Words have never adequately described the visual impact of Dale Frank’s canvases. His inordinately place-specific titles aside, Frank’s recent ‘landscapes’ allude to neither real nor imagined vistas. Although non-representational in intent, the huge plasma-like abstractions provoke powerful, emotional responses.

In the early 1980’s Frank’s paintings had indeed featured landscape imagery, albeit of an hallucinatory kind; the strident, acid-hues and cataclysmic energy of those works attracting the attention of international critics and collectors alike. Over the ensuing years however, his evolving, ideological concerns prompted reciprocal changes in his artistic expression and by the late 1990’s, Dale Frank was investigating the very essence of painting itself. He began experimenting with commercial varnishes and the complex chemical reactions that occur when certain pigments are added. Ever alert to new creative possibilities, he observed at least twelve responses that he was eventually able to replicate at will.

For Dale Frank, colour in its liquid form is “a living entity”. Poured onto the horizontal canvas surface, luminous pools of pigmented varnish immediately begin to resist and coalesce; the viscosity and drying times determined by seasonal temperatures and humidity. As further layers are added, the angle and direction of the varnish flows are controlled by the manipulation of wedges and blocks placed beneath the painting. “It is a totally hands on and cerebral way of painting,” declares Frank. “Much more intense than a half-centimetre brush and tubes of oil paint. The process can take up to 24 hours where I have to be permanently standing over the painting, constantly considering every minute aspect.”

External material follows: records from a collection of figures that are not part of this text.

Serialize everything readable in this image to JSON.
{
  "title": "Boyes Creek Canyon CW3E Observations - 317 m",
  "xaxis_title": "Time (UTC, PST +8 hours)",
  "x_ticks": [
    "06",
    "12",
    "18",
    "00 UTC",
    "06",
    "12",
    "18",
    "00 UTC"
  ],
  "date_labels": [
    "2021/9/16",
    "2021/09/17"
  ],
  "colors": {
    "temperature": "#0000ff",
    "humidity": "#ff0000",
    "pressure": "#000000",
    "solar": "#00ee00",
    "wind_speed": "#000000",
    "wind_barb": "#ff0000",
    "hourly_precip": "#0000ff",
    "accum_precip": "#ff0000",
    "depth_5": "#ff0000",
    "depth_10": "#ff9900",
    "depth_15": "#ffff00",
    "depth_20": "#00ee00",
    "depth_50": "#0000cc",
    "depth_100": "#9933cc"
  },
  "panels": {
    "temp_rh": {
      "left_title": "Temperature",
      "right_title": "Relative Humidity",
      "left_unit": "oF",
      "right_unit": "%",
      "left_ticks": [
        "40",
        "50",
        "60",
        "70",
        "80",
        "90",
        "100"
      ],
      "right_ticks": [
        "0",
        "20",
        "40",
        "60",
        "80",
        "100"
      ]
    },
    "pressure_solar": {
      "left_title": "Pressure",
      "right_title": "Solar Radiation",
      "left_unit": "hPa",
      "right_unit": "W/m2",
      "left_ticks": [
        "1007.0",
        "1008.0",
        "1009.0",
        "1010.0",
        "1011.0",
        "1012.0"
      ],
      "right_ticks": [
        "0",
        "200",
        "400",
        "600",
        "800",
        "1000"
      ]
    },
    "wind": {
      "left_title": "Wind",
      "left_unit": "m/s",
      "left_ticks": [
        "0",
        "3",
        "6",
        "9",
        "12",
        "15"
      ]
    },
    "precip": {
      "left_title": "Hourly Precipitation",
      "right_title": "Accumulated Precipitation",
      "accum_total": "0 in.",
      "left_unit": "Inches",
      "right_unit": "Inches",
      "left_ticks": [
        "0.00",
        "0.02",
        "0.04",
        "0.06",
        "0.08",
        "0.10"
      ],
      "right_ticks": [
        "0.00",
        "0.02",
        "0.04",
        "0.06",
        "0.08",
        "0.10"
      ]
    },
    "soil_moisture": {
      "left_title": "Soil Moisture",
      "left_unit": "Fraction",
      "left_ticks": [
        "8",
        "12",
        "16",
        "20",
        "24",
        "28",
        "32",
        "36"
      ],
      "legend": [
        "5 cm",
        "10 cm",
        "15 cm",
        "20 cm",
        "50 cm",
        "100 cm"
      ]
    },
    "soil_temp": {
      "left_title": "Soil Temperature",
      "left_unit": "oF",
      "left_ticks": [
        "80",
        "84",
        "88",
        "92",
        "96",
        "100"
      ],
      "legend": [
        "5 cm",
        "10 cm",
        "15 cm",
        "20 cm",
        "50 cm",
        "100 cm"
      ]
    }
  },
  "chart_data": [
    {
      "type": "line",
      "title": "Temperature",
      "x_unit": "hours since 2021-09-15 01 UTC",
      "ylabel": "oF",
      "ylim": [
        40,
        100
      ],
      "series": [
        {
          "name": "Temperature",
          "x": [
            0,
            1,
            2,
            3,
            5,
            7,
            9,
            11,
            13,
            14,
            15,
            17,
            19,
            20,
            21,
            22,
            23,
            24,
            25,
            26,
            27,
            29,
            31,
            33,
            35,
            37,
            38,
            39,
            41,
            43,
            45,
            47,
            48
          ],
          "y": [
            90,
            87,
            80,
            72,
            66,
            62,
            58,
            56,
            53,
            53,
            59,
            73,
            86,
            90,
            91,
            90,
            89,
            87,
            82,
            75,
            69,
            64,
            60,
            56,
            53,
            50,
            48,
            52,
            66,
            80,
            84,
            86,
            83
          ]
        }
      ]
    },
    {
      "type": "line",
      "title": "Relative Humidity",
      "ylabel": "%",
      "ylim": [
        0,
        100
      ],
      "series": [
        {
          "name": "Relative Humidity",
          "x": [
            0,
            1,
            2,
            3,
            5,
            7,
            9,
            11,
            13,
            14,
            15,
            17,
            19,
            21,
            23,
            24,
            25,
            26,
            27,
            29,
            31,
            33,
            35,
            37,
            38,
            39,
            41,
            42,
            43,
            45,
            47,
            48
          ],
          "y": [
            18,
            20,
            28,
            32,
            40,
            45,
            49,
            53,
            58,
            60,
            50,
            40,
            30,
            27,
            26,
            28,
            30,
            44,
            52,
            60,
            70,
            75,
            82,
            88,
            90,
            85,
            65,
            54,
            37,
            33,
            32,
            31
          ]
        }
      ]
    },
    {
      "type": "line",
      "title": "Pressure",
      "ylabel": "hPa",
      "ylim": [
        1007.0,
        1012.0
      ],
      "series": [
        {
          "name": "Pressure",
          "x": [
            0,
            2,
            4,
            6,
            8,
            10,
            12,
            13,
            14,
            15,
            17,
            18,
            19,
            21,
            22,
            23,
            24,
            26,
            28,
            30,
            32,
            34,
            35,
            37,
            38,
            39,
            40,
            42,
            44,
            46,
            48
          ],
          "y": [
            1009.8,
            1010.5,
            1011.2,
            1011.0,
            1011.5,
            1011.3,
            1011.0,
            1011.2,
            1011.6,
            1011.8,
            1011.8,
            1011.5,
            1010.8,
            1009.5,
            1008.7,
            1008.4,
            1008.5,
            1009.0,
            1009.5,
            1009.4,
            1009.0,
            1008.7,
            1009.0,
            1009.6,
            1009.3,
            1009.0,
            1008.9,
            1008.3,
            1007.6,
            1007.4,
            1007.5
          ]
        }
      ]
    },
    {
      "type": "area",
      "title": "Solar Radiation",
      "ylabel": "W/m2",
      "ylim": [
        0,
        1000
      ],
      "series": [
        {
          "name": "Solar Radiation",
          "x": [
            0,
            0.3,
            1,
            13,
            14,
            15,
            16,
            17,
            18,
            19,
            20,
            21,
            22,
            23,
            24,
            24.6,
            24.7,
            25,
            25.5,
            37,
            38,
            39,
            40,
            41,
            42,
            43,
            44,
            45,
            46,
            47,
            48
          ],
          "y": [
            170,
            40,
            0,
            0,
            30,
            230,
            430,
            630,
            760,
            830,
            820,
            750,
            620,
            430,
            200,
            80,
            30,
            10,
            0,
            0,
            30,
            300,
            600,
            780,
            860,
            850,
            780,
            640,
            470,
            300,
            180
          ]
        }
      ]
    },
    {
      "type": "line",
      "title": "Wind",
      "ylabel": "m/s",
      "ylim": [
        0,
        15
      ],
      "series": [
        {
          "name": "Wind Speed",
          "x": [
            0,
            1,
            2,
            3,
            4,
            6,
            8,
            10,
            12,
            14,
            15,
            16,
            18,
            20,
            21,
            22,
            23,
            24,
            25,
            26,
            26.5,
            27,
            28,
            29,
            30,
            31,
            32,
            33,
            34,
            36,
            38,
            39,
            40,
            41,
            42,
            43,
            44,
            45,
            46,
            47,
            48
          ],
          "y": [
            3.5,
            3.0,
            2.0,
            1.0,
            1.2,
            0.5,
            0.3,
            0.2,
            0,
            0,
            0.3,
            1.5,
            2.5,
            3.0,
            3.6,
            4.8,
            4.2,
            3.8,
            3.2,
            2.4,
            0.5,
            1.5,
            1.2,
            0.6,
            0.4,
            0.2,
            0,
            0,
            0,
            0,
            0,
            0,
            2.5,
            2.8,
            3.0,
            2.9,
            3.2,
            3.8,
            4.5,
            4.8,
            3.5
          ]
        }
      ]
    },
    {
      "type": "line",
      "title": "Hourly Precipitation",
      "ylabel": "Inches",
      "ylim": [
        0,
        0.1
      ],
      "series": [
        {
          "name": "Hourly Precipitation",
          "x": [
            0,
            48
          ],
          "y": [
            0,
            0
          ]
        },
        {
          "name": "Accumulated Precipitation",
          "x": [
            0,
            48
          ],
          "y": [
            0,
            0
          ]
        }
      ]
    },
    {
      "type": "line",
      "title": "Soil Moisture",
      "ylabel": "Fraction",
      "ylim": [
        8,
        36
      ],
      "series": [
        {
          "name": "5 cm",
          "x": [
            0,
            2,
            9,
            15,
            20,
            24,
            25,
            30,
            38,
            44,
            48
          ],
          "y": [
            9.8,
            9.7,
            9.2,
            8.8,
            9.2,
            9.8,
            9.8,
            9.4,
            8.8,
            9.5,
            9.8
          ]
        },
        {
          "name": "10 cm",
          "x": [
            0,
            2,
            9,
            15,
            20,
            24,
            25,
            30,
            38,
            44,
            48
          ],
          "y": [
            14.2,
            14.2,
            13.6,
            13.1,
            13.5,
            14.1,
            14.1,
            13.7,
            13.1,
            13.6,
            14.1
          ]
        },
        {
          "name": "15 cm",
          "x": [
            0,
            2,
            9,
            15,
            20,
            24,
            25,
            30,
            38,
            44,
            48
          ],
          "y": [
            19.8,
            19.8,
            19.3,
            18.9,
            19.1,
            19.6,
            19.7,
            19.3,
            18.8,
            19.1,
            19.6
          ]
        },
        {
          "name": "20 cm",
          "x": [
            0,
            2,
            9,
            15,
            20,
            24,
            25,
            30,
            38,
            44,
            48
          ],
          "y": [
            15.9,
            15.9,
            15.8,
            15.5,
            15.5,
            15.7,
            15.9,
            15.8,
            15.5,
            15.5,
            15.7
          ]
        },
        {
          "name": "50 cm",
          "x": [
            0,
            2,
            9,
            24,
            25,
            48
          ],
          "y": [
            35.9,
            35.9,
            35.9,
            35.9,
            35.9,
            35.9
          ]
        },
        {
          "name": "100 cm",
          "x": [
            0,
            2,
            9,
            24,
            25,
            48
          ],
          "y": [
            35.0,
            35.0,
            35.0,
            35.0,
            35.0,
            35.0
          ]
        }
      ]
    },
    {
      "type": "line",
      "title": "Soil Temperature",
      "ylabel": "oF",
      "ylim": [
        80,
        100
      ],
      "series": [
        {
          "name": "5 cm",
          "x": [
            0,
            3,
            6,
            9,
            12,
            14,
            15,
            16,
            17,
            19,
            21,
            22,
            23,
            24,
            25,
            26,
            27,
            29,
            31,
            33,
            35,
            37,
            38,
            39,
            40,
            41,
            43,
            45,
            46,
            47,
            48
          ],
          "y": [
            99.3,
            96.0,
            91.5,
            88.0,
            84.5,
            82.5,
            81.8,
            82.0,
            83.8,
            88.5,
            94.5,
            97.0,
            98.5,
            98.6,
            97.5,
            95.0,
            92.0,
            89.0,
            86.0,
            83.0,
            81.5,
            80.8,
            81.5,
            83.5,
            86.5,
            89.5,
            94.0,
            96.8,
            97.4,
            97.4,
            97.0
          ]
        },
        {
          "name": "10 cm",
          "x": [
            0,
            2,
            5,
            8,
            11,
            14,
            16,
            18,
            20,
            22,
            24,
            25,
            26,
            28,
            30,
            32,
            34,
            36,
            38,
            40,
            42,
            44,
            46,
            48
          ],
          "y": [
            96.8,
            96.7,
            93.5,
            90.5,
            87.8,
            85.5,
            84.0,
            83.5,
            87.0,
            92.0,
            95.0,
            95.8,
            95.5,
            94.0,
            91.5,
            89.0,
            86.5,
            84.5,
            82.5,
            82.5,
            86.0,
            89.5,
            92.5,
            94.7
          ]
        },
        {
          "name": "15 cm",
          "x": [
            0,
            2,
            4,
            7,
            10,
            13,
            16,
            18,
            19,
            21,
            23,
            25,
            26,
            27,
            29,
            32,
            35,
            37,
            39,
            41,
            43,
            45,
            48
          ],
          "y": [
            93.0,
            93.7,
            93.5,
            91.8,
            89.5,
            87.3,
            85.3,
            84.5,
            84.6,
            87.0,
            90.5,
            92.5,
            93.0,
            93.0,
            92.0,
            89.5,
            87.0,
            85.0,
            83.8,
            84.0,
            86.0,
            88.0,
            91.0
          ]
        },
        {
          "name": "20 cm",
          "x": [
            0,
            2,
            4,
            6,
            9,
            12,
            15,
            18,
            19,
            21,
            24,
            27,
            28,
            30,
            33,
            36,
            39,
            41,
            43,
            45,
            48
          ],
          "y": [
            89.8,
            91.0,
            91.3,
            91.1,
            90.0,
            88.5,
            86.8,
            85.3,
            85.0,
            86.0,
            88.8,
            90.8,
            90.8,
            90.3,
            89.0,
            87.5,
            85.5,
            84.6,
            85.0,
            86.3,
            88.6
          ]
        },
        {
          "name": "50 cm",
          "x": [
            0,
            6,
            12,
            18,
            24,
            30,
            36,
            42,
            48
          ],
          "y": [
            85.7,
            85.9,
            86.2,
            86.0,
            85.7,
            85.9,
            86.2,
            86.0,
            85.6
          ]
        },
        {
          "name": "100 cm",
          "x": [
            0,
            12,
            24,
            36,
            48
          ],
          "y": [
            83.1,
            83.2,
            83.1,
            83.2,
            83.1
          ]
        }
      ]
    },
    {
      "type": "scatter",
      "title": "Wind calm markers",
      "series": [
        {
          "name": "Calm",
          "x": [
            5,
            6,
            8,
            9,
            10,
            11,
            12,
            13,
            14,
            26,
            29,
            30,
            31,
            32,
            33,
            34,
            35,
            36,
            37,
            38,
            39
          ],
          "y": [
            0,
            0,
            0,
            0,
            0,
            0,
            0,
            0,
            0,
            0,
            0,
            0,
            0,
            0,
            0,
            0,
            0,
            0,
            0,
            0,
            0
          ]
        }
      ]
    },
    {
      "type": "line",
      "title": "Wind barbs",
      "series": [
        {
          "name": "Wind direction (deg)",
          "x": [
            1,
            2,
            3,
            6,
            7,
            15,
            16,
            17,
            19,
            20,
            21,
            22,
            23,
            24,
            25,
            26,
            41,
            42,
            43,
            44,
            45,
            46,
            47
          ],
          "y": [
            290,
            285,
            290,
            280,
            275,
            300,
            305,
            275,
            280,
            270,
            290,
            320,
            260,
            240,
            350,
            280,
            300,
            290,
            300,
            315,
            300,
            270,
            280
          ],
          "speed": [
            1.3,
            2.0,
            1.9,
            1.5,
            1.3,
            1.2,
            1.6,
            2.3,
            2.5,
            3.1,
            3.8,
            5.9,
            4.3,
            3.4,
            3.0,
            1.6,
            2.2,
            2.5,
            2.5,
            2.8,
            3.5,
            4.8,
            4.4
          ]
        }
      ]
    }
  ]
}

Amidst the glistening, marbled flows and ponderous slides; the slow-creeping bleeds and animated squiggles, we glimpse the mutability of all forms and substances in life. Dale Frank’s visionary eloquence and technical ingenuity assure his place at the forefront of contemporary art practice. Earlier this year he was awarded Australia¹s richest painting prize - the “Arthur Guy Memorial Prize”, which is hosted by the Bendigo Art Gallery in Victoria.

 

Born 1959, Dale Frank currently lives and works in Queensland. He is represented in the Australian National Gallery, Canberra; the Guggenheim Museum, N.Y.; the Kunsthalle, Zurich; the Trans-Art Collection, Milan and institutional, regional and corporate collections worldwide.